The intense hostility I experienced from the institutions within the medical “profession” is one which I will never forgive the profession for, and I don’t think I should ever want to work for them ever again. There’s a sense to me some of the members of it want it to be some form of Aryan race, only to represent the purest of the pure. But this is as ‘science fiction’ as the notion that registered doctors never make any mistakes.

So, what’s this got to do with #SocksforDocs?

It turns out the suicides of three young Doctors in New South Wales in Australia led to calls for a review of ‘mandatory reporting laws’ which can stop doctors from seeking help.  It is reported that Professor Brad Frankum, president of the Australian Medical Association (NSW), has said that he has been aware of three young doctors in training who had taken their lives, as well as two senior doctors and a young medical student.

“They were going to save many lives and do great things, and that potential is lost,” he said.

The timing of the two year wait for the GMC I experienced in 2004-6 is relevant. By the time of my hearing in 2006, I had already on one occasion tried to commit suicide by going on a massive binge.

A GMC review of 28 doctors who died by suicide while under fitness-to-practise investigation between 2005 and 2013 was damning. Analysis presented elsewhere continues to look fairly at whether these suicides were preventable.

How much morbidity and mortality has to be tolerated? A newly qualified GP voted ‘Trainee GP of the Year’ hanged himself after fearing he would be struck off by the GMC for failing an alcohol test, according to an inquest. According to a report, a young doctor, 34, had been warned by the GMC not to drink after he self-referred for ‘other issues he was having’, which resulted in restrictions on his practice, the court heard.

32 is the year I had my hearing with the GMC. A year later, having been off the register, which I spent mostly sitting in a pub drowning my sorrows, I was admitted to the Royal Free as an emergency, having sustained a cardiac arrest and epileptic seizure. I spent 6 weeks in a coma, and became disabled.

But thankfully I am still alive, and caring now for my mum full-time, as she has dementia. In fairness to me, I have published various medical books, as I have a keen interest in medical education.

I think the way the medical profession, including regulation, deals with mental illness is actually corrupt to the core. The medical profession largely does not wish to admit that mental health problems exist within its workforce, as it sees mental illness as a question of blame and fault. The regulator does not believe in rehabilitation at all., but only in retribution It only is interested in the ‘red meat’ of a hostile environment to placate its Daily Mail readership. It does not believe in a learning culture, but does believe in the perks of being employed at its institution. The whole culture is totally sick; for example, the GMC has only just announced the launch of its review into why black and minority ethnic doctors are more likely to face complaints from employers than their white colleagues.

As for me? I could never be happier. I am respected for who I am, and doing the job which matters to me – looking after my mum.  I owe the medical profession absolutely nothing, and I have successfully completed  my pre-solicitor training, my Bachelor of Law, my Master of Law (with commendation) and my Master of Business Administration.

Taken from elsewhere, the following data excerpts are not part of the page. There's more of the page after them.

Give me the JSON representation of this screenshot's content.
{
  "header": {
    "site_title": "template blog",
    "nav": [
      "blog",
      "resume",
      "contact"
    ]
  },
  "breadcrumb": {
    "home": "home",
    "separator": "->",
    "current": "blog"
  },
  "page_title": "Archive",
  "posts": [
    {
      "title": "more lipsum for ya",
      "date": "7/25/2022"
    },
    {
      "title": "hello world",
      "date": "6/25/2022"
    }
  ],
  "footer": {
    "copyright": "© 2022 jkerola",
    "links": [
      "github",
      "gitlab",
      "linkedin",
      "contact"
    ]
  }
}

And much to the disgust of the complainants, I am now on the GMC medical register with a full license-to-practise currently.

All of the complainants against me were white and middle class.

It has been reported that

Chief executive Charlie Massey has used a speech at the British Association of Physicians of Indian Origin (BAPIO) conference this weekend to announce the review, which will be led by two experts in leadership diversity.

Speaking to Pulse, Mr Massey said the work would look at ‘elements of conscious and unconscious bias’ and ‘workplace cultures’.

Euphemisms if ever I heard them.



[NOTE: I dedicate this blogpost to @williamwyhuang.]